The authoritarian dictatorship that Cuba became after 1959 has been criticized by many, even initial sympathizers. The specific “caudillo” type of dictatorship common historically in both Spain and Latin America was partly also personified by Fidel Castro, even if Left-wing and nominally Communist. Other caudillo-dictators were Right-wing, like Franco in Spain, Perón in Argentina, or Trujillo in the Dominican Republic. Interestingly, in Moore’s 1988 book, this typically Hispanic type of dictatorship is related to Spain’s complex history, and said to have both Roman and Arab (Moorish) antecedents, as cultural influences brought by Spanish colonizers. Many early Spanish colonizers came from Andalusia and bordering parts of Spain (like Extremadura), where there were Roman (as elsewhere in Europe), but also Moorish/Arab cultural and social influences.

In short, Carlos Moore’s work ‘Castro, the Blacks, and Africa’ from 1988, is an extensive, scholarly study of Cuban foreign policy especially with regard to Blacks and Africa, with as one important conclusion: Castro seemed to support social and political rebellion of Blacks, but did not feel too culturally connected with Blacks, causing a distance in goals and partly results. Even a trivial fact that Castro personally did not like drumming (music) – as he according to some said - becomes relevant in this regard.

Carlos Moore was imprisoned and left Cuba in 1963, as said before, and came into conflict with Castro and other revolutionary leaders. This might shed doubt on the total neutrality of the work. An element of “spite” and subtle revenge might be there, who knows. Besides this, Moore has his own ideological stances, and pro-Black agenda and connections shaping his views. The 1988 book, however, did not come across to me as “vengeful” or small-minded, neither in its tone, nor in its content. It gives a broad, often neutral overview of events. At least in part. There may be – as so often - partisan choices in “fact selection” though, as ironically also Castro and other opponents did/do.
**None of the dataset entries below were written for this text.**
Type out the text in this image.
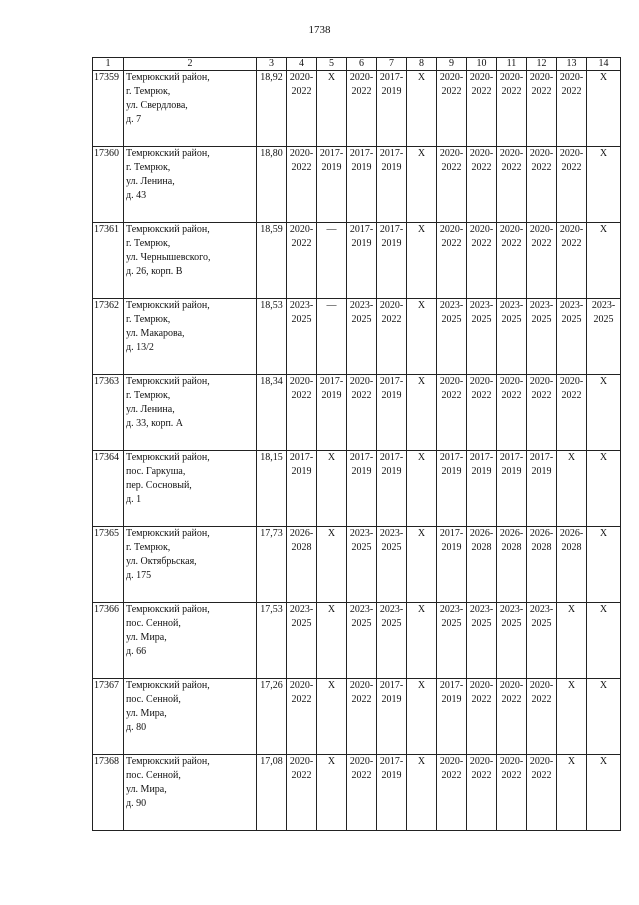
1738
1	2	3	4	5	6	7	8	9	10	11	12	13	14
17359	Темрюкский район,
г. Темрюк,
ул. Свердлова,
д. 7	18,92	2020-
2022	X	2020-
2022	2017-
2019	X	2020-
2022	2020-
2022	2020-
2022	2020-
2022	2020-
2022	X
17360	Темрюкский район,
г. Темрюк,
ул. Ленина,
д. 43	18,80	2020-
2022	2017-
2019	2017-
2019	2017-
2019	X	2020-
2022	2020-
2022	2020-
2022	2020-
2022	2020-
2022	X
17361	Темрюкский район,
г. Темрюк,
ул. Чернышевского,
д. 26, корп. В	18,59	2020-
2022	—	2017-
2019	2017-
2019	X	2020-
2022	2020-
2022	2020-
2022	2020-
2022	2020-
2022	X
17362	Темрюкский район,
г. Темрюк,
ул. Макарова,
д. 13/2	18,53	2023-
2025	—	2023-
2025	2020-
2022	X	2023-
2025	2023-
2025	2023-
2025	2023-
2025	2023-
2025	2023-
2025
17363	Темрюкский район,
г. Темрюк,
ул. Ленина,
д. 33, корп. А	18,34	2020-
2022	2017-
2019	2020-
2022	2017-
2019	X	2020-
2022	2020-
2022	2020-
2022	2020-
2022	2020-
2022	X
17364	Темрюкский район,
пос. Гаркуша,
пер. Сосновый,
д. 1	18,15	2017-
2019	X	2017-
2019	2017-
2019	X	2017-
2019	2017-
2019	2017-
2019	2017-
2019	X	X
17365	Темрюкский район,
г. Темрюк,
ул. Октябрьская,
д. 175	17,73	2026-
2028	X	2023-
2025	2023-
2025	X	2017-
2019	2026-
2028	2026-
2028	2026-
2028	2026-
2028	X
17366	Темрюкский район,
пос. Сенной,
ул. Мира,
д. 66	17,53	2023-
2025	X	2023-
2025	2023-
2025	X	2023-
2025	2023-
2025	2023-
2025	2023-
2025	X	X
17367	Темрюкский район,
пос. Сенной,
ул. Мира,
д. 80	17,26	2020-
2022	X	2020-
2022	2017-
2019	X	2017-
2019	2020-
2022	2020-
2022	2020-
2022	X	X
17368	Темрюкский район,
пос. Сенной,
ул. Мира,
д. 90	17,08	2020-
2022	X	2020-
2022	2017-
2019	X	2020-
2022	2020-
2022	2020-
2022	2020-
2022	X	X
Despite the mentioned critique, it does not fully discredit the positive effects of some of the Cuban Revolutionary policies since 1959, of which Fidel Castro was an important leader: some advancement for Blacks in Cuba, strengthened independence movements in Africa, other aid to Africa and other developing countries, including crucial medical and educational assistance that really, de-facto, helped poor countries and students there. Several Facebook posts/links I read referred to such achievements during Castro’s reign, in that sense eulogizing the deceased Fidel Castro, perhaps to question the simplified negative portrayal in the US and elsewhere. Maybe these positive advancements were achieved by Castro, but: – as the expression goes - “despite himself” (and his limited cultural, pro-European mindset, according to Carlos Moore).